Wednesday 30 January 2019

Re: 18.04.2 is coming

Hi Seb,

On Wed, Jan 30, 2019 at 04:24:34PM +0100, Sebastien Bacher wrote:
> Hey there,

> I feel like there isn't much communication around incoming Ubuntu LTS
> point releases nowadays which makes it easy to miss the target. I don't
> know if it's only me but hopefully others also find this email useful.

Thanks, it's not part of our documented point release process to have
outbound communication about this perhaps due to the assumption that people
would reference the release schedule on their own, but it doesn't hurt to
give people a head's-up (and better late than never).

> So first, for those who don't pay attention to the bionic schedule,
> Ubuntu 18.04.2 is due on february 7th, now is probably time to
> land/verify the fixes you care about!

> Then some questions

> * are we still on track for that date?

> * when do we need to get the SRUs in proposed and moved to -updates to
> be on the image? (having a freeze date on the schedule would be useful)

https://wiki.ubuntu.com/PointReleaseProcess describes that SRUs should be in
-updates one week before the point release date.

> * do we have a list of "things that need to be in" somewhere? Looking at
> the current queues (packages in unapproved or waiting verification in
> proposed) and talking to some people we have teams who real care to get
> at least those in

> - snapd 2.37.1 (just landed in proposed,
> https://bugs.launchpad.net/ubuntu/+source/snapd/+bug/1811233)
> - hwe/xorg update
> (https://bugs.launchpad.net/ubuntu/+source/libdrm/+bug/1798597)
> - fwupdate (blocked in bionic/binNEW for some time,
> https://bugs.launchpad.net/ubuntu/+source/fwupdate/+bug/1785165)

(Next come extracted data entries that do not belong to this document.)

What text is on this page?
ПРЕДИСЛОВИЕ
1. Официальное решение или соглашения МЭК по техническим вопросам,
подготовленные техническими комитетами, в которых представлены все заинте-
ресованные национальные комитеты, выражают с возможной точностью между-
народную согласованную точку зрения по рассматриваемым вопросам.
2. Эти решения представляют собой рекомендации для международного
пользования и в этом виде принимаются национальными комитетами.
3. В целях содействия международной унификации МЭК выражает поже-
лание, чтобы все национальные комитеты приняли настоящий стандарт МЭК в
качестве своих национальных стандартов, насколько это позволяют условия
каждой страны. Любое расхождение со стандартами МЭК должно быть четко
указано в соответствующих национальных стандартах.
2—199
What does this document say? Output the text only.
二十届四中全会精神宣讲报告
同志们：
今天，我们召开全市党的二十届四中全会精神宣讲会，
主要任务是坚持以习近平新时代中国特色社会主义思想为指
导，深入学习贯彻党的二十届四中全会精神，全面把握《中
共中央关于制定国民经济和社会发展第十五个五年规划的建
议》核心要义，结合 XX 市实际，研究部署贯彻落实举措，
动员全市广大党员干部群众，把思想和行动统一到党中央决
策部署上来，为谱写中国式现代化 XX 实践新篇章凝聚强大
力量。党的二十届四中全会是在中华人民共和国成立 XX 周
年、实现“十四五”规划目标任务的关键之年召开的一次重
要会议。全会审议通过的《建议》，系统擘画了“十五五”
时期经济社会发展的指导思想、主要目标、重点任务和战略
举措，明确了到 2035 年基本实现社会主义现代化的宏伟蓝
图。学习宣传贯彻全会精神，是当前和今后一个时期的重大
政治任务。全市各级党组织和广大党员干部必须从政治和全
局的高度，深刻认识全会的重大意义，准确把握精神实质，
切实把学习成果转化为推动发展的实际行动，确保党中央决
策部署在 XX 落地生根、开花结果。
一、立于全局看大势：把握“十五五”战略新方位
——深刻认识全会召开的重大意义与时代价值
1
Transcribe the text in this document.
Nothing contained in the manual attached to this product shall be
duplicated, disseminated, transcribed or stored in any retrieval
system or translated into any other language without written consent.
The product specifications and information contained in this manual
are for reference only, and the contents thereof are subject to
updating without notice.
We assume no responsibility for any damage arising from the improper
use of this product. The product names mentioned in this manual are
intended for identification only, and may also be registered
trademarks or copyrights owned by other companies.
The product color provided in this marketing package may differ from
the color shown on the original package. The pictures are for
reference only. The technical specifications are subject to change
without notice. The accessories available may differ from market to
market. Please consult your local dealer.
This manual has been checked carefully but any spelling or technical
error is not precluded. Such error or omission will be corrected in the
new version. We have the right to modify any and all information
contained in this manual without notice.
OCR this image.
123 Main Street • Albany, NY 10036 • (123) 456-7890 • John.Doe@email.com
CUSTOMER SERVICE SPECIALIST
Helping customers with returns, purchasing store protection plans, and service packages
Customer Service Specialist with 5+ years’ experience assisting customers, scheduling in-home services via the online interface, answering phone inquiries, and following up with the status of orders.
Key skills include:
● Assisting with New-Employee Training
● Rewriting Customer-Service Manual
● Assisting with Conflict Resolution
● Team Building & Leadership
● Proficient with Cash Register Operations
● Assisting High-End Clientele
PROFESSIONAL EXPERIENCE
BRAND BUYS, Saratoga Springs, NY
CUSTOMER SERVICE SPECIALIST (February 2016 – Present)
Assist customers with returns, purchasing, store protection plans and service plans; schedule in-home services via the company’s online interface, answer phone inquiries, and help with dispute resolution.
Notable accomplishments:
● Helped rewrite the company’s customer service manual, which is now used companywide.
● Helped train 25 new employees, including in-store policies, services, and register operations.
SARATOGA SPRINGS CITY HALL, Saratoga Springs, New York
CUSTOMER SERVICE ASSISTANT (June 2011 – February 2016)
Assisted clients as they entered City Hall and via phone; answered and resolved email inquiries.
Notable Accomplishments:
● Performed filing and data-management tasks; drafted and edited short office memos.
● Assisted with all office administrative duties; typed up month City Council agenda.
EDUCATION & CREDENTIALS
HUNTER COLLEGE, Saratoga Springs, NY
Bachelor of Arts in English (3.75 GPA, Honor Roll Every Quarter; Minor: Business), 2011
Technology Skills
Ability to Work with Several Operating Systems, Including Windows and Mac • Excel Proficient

> (do we plan a language pack update?)

> Thanks for reading, hopefully we are not too late on the schedule to get
> the important SRUs listed before still in

The list of bugs targeted to the 18.04.2 milestone is:

https://bugs.launchpad.net/ubuntu/bionic/?field.milestone%3Alist=86800

It's always possible for developers to target bugs to the point release
milestones if they believe they are critical.

The HWE stack is certainly understood to be a requirement for the point
release, so that is in hand.

It appears the fwupdate packages are released from binary NEW now.

What is it about the snapd update (2.37 vs. 2.34) that is
point-release-critical, given that snapd re-execs itself?

--
Steve Langasek Give me a lever long enough and a Free OS
Debian Developer to set it on, and I can move the world.